I think big and dream bigger but have been told many times in my life to stop doing so. My grade 10 careers advisor told me to aim lower when I expressed an interest in studying medicine, a male physician once told me that training a woman was like training half a doctor and I’ve even had a family member tell me that women joining the workforce are responsible for the downfall of modern society. Despite this, I’m now in medical school and will one day soon achieve my dream of becoming a doctor.

Over the last few days I’ve been given the skills and knowledge to undertake projects that improve outcomes for all patients; I’ve been empowered to make a change. Unfortunately these things take time, you need to carefully plan, analyse, monitor and assess.
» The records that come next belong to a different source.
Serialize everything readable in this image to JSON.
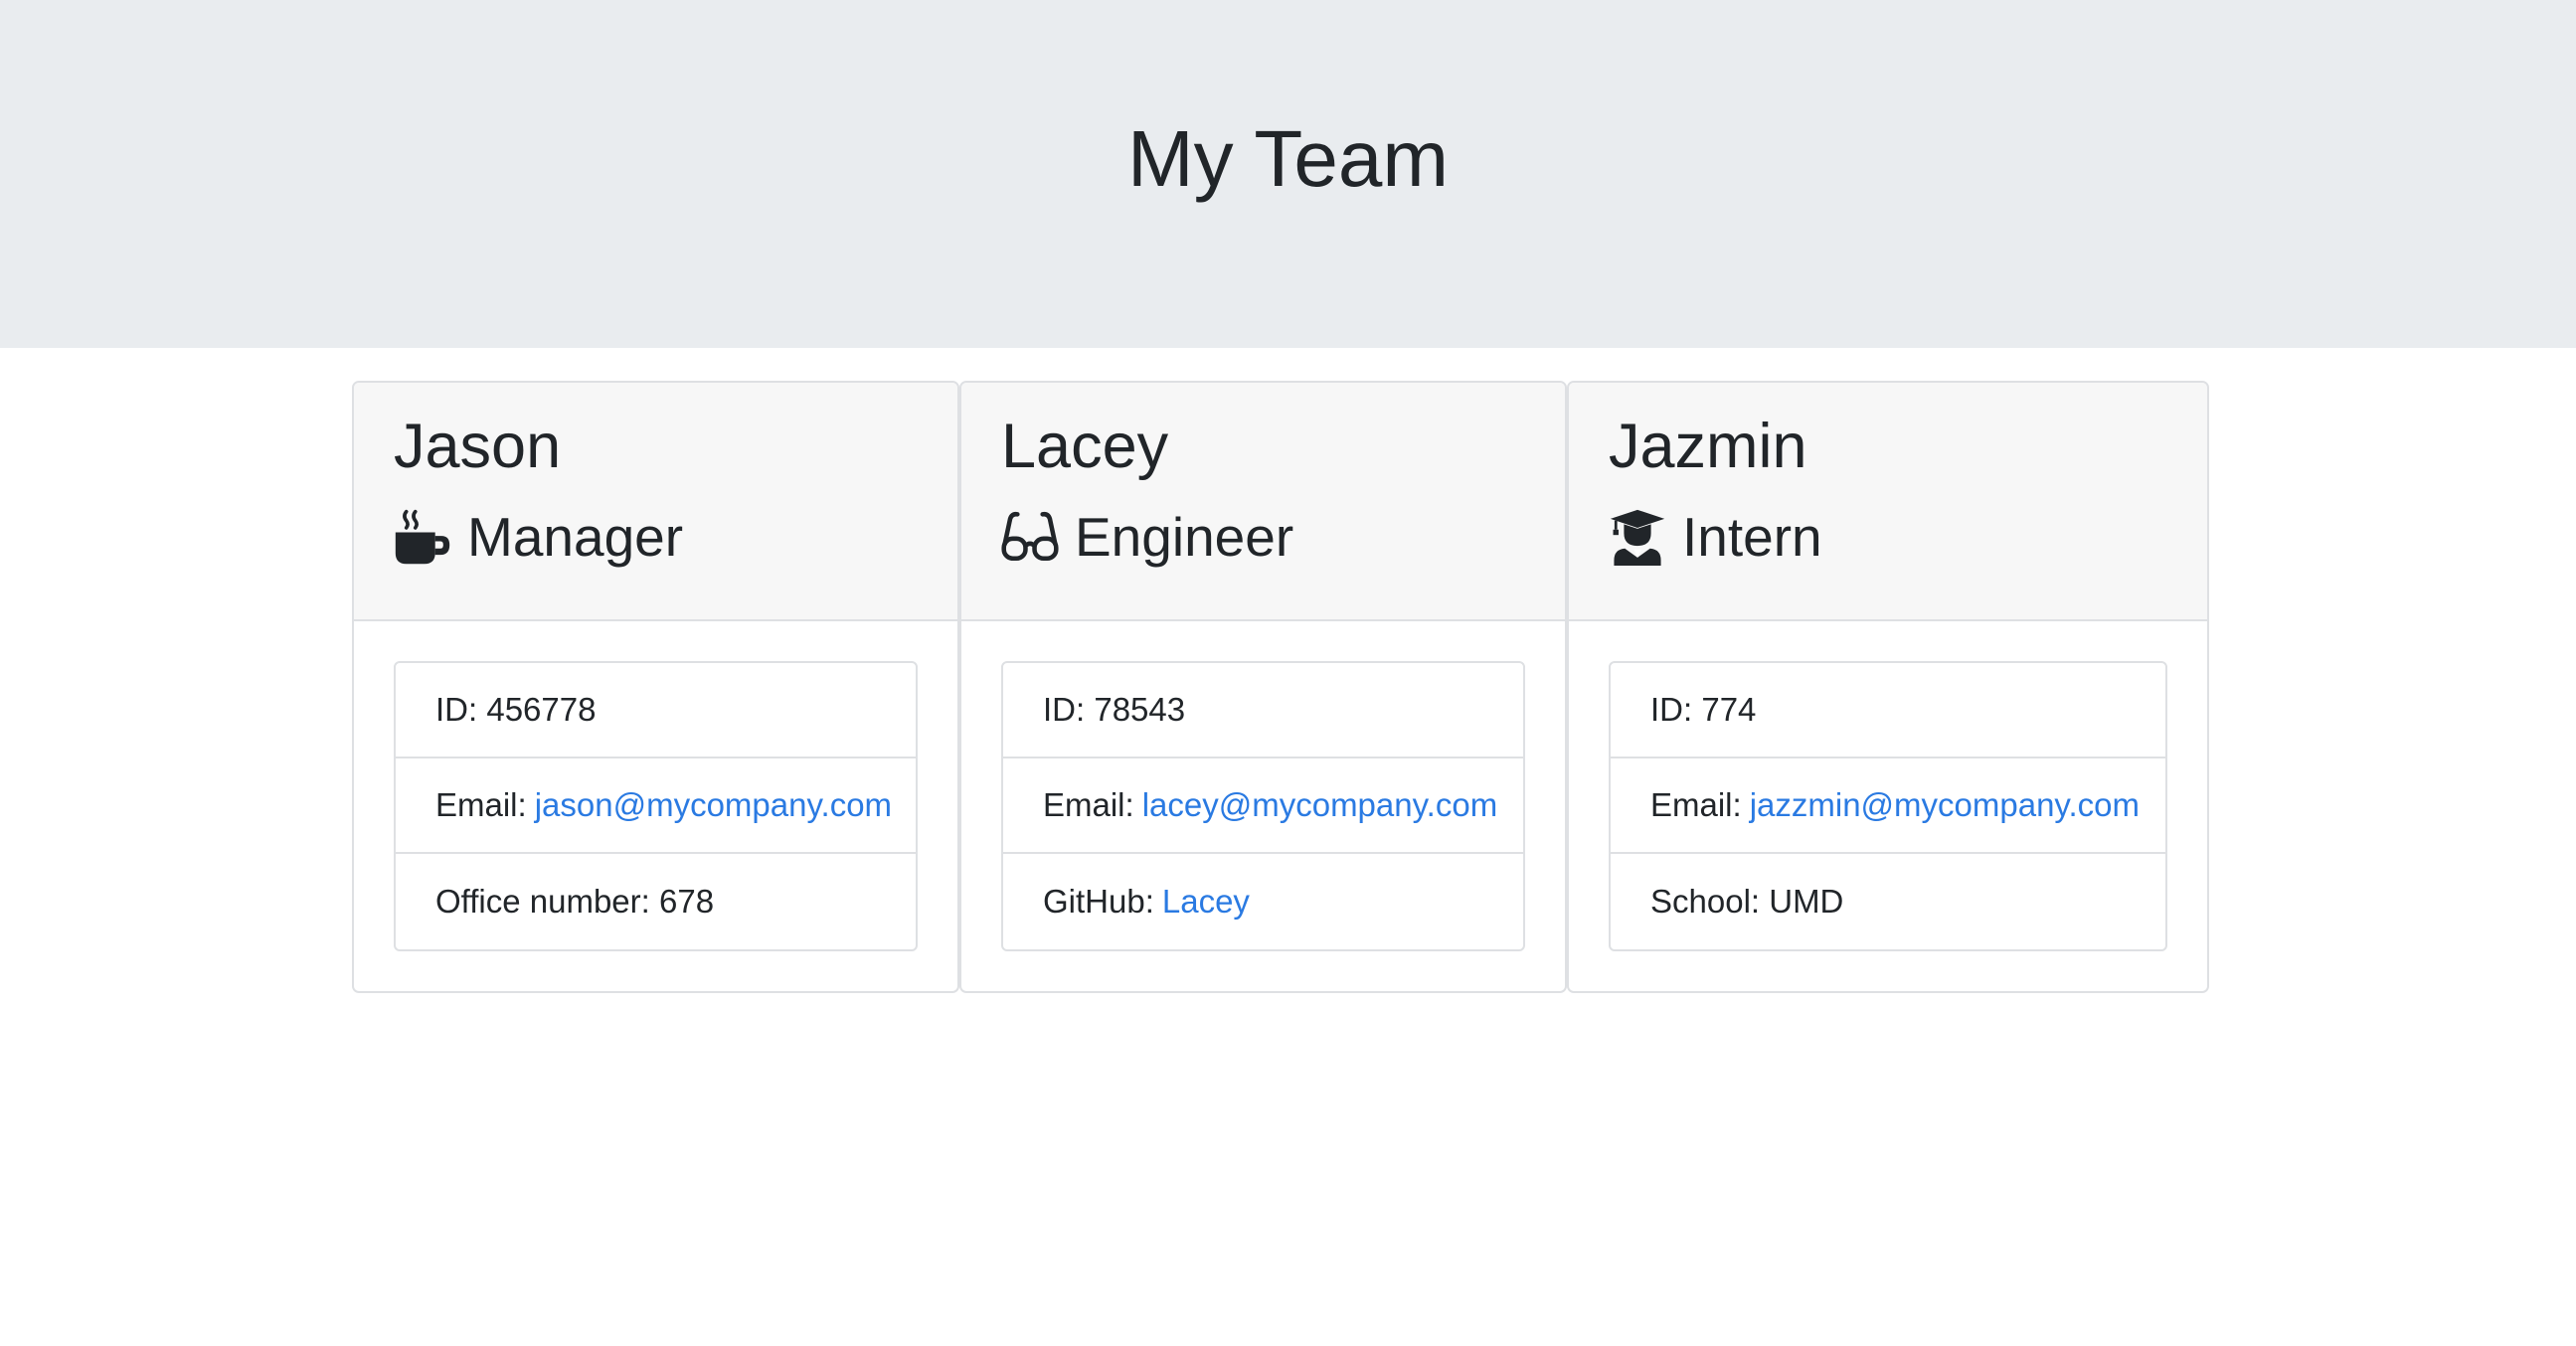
{
  "header": {
    "title": "My Team"
  },
  "cards": [
    {
      "name": "Jason",
      "role": "Manager",
      "icon": "coffee-mug-icon",
      "id_label": "ID: 456778",
      "email_prefix": "Email:",
      "email": "jason@mycompany.com",
      "extra_prefix": "Office number: 678",
      "extra_link": ""
    },
    {
      "name": "Lacey",
      "role": "Engineer",
      "icon": "glasses-icon",
      "id_label": "ID: 78543",
      "email_prefix": "Email:",
      "email": "lacey@mycompany.com",
      "extra_prefix": "GitHub:",
      "extra_link": "Lacey"
    },
    {
      "name": "Jazmin",
      "role": "Intern",
      "icon": "graduate-icon",
      "id_label": "ID: 774",
      "email_prefix": "Email:",
      "email": "jazzmin@mycompany.com",
      "extra_prefix": "School: UMD",
      "extra_link": ""
    }
  ],
  "colors": {
    "link": "#2a7ae2",
    "jumbotron": "#e9ecef",
    "card_header": "#f7f7f7"
  }
}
You need a specific problem to tailor your specific, well researched solutions and I am sure in the months and years to come I will use the things I’ve learned and the frameworks provided to make change happen. However, at this point in time, my goal is big and broad, it’s in no way specific and while I’m prepared to to do my due diligence and execute some high quality, quality improvement projects once I find my focus, right now I just need to do something. Improvements to patient safety education shouldn’t have to wait for me to specifically define the problem in a measurable way or wait to get ethics approval. It can’t wait, not while I know there are things I can be doing that will have some impact right now.
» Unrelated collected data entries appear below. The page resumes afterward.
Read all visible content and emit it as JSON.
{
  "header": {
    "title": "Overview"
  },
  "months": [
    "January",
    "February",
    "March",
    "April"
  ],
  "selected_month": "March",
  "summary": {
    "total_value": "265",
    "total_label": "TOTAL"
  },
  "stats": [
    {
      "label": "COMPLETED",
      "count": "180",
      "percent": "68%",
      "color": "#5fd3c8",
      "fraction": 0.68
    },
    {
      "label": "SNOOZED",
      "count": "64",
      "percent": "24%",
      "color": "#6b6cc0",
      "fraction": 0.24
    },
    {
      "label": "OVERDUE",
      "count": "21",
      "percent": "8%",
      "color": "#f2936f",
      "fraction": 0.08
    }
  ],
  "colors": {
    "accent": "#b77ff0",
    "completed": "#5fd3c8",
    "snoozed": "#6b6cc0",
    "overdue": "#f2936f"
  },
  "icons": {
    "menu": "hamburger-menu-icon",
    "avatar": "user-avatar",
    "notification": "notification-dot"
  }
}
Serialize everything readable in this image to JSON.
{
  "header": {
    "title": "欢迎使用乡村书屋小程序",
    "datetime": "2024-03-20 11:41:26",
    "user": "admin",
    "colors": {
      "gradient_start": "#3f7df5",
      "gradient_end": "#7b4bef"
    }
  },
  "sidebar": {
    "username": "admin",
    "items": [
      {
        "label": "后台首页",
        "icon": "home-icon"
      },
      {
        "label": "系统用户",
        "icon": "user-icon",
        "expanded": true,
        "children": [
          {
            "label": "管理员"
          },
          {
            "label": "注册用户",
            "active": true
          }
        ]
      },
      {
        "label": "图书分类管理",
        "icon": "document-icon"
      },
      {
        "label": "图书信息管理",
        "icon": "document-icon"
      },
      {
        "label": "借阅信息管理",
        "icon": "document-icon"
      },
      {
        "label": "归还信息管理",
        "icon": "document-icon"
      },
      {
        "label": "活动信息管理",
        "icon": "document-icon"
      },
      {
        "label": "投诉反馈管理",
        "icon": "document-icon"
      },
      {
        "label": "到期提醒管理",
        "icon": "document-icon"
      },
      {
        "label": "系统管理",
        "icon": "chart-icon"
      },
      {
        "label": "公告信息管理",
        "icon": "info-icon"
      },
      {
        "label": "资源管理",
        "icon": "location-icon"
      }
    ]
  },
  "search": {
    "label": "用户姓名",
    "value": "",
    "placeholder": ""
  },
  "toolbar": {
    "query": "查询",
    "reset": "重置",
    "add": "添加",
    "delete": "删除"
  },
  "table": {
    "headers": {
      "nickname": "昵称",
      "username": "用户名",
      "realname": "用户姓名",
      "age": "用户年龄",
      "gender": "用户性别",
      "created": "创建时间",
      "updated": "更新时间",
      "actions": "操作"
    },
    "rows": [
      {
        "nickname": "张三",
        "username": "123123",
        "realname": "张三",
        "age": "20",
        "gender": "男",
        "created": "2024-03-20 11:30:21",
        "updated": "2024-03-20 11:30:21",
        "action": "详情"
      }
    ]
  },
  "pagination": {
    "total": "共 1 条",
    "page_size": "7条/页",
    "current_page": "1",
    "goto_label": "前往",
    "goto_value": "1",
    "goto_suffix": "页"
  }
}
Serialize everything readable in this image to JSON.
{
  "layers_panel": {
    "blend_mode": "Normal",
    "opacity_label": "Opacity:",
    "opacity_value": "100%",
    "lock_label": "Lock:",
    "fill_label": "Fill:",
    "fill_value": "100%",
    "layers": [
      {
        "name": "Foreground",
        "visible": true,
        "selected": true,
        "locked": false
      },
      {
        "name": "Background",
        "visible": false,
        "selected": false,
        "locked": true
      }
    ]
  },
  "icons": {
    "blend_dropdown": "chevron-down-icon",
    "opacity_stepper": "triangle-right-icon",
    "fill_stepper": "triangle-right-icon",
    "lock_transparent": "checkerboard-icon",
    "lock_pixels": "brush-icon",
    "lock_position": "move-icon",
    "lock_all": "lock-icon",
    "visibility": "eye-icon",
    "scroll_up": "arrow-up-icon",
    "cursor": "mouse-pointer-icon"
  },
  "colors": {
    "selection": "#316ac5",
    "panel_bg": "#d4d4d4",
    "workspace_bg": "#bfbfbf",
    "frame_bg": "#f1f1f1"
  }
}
Don’t get me wrong, I know we need to improve patient safety, safely by following the right processes and procedures but today I am going rouge, I am not going to wait. Like a hungry Roundtable delegate on the hunt for a burrito I am going to take action. Tonight I will email my contacts and state my case to ensure that patient safety is on the agenda of every student-run educational conference in my state this year. Additionally, I will push to have a safety moment at the beginning of each event my medical society hosts. Lastly, because I can’t be everywhere at once, I will make a time to train others in my medical society so they too can be safety coaches and start getting the word out about this important issue.

One day soon (when step 1 is behind me), I will start the research and do it the right way but I won’t sit ideally by in the mean time. Watch this space.